Sobre o passe livre estudantil, o presidente do Senado disse que o projeto, de autoria do próprio Renan e subscrito pela quase totalidade dos senadores, deve entrar em breve na pauta da Casa. Lembrou que, atualmente existem cerca de 3 milhões e 600 mil estudantes que pagam meia-passagem e defendeu a tarifa zero, subsidiada com recursos do Orçamento da União, para todos os estudantes regularmente matriculados e com frequência comprovada às aulas.

Senador reafirma que é cedo para discutir candidaturas para 2014

Renan confirmou que o PMDB deve apresentar candidaturas próprias majoritárias e proporcionais em Alagoas para 2014, mas observou que ainda é cedo para apresentar nomes. “Primeiro é preciso construir um projeto para Alagoas, discutir os problemas do Estado, que são complexos e graves. Depois, sim, apresentam-se os nomes que o partido considera capazes para defender esse projeto perante o povo, e o PMDB dispõe de líderes para isso. E por fim, as alianças que podem ser montadas para a campanha”, disse o senador, estimando que essas definições só deverão se concretizar em março ou abril do ano que vem. “Antes disso seria precipitação e erro”, comentou.

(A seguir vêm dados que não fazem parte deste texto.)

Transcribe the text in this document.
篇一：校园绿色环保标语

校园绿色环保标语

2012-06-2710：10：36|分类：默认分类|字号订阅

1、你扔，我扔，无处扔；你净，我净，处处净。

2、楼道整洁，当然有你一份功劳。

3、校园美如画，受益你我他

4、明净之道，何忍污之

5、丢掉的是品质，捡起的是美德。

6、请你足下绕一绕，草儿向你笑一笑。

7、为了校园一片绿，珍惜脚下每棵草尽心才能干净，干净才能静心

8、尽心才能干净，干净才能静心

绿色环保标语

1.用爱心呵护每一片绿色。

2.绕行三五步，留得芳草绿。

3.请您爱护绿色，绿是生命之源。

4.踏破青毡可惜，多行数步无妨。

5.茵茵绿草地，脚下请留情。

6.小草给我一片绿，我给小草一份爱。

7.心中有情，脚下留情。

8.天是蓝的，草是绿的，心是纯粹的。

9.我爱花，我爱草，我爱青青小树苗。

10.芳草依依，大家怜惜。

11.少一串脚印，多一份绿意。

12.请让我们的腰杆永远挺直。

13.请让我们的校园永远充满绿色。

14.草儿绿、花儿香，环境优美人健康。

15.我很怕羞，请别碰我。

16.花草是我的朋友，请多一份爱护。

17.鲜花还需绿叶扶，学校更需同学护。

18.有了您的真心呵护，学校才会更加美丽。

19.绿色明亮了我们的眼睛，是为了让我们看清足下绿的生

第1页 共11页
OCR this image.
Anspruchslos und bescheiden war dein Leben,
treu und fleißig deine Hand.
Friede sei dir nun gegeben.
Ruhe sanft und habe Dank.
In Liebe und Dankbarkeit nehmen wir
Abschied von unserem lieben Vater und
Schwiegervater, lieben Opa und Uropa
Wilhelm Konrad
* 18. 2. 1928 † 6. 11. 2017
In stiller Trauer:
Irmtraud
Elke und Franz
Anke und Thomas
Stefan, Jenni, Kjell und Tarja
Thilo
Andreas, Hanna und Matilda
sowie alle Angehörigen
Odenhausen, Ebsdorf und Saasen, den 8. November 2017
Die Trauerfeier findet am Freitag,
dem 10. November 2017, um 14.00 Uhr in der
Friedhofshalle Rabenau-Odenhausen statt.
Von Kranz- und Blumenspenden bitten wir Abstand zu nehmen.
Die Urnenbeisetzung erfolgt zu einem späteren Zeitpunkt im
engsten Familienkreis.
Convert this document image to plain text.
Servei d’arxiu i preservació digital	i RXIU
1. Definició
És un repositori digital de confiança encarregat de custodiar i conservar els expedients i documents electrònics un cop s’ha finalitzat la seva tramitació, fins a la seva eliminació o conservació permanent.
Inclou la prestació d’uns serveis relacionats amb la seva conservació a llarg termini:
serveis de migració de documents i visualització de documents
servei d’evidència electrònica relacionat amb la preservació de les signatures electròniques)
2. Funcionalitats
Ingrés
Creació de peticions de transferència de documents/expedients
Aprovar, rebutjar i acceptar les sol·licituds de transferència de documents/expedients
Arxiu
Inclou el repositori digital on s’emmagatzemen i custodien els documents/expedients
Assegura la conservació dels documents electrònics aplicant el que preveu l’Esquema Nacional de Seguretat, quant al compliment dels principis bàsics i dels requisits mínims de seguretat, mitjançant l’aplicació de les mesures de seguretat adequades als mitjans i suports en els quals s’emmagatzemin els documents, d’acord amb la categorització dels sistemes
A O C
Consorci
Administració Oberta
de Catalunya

Ele lembrou que em 2017, Alagoas completa 200 anos de emancipação política “e não pode continuar no estado de pobreza em que se encontra”. Quanto às especulações sobre seu nome para governador, Renan repetiu: “Ainda tenho dúvida sobre onde posso ser mais útil para Alagoas: se em Brasília como senador e presidente do Senado em busca de recursos para nosso Estado, ou aqui, governando Alagoas. Mas isso fica para ser discutido no próximo ano”.

Renan falou também sobre a presença do papa Francisco no Brasil, onde deixou uma mensagem de renovação e de apoio à juventude. “Acredito que as mensagens do papa foram assimiladas pelo povo brasileiro”, afirmou.

Sobre o estaleiro em Coruripe, o presidente do Senado adiantou novos avanços para a implantação do empreendimento, como por exemplo, o parecer favorável da Marinha Mercante ao financiamento na ordem de R$ 2 bilhões. Renan destacou ainda em sua entrevista, a defesa da Reforma Política, mas observou que o Congresso não tem consenso em relação ao sistema eleitoral, principalmente para as eleições proporcionais.
“O sistema proporcional praticamente não existe aqui. Precisamos de uma resposta consensual. Precisamos consultar a sociedade”, defendeu o senador.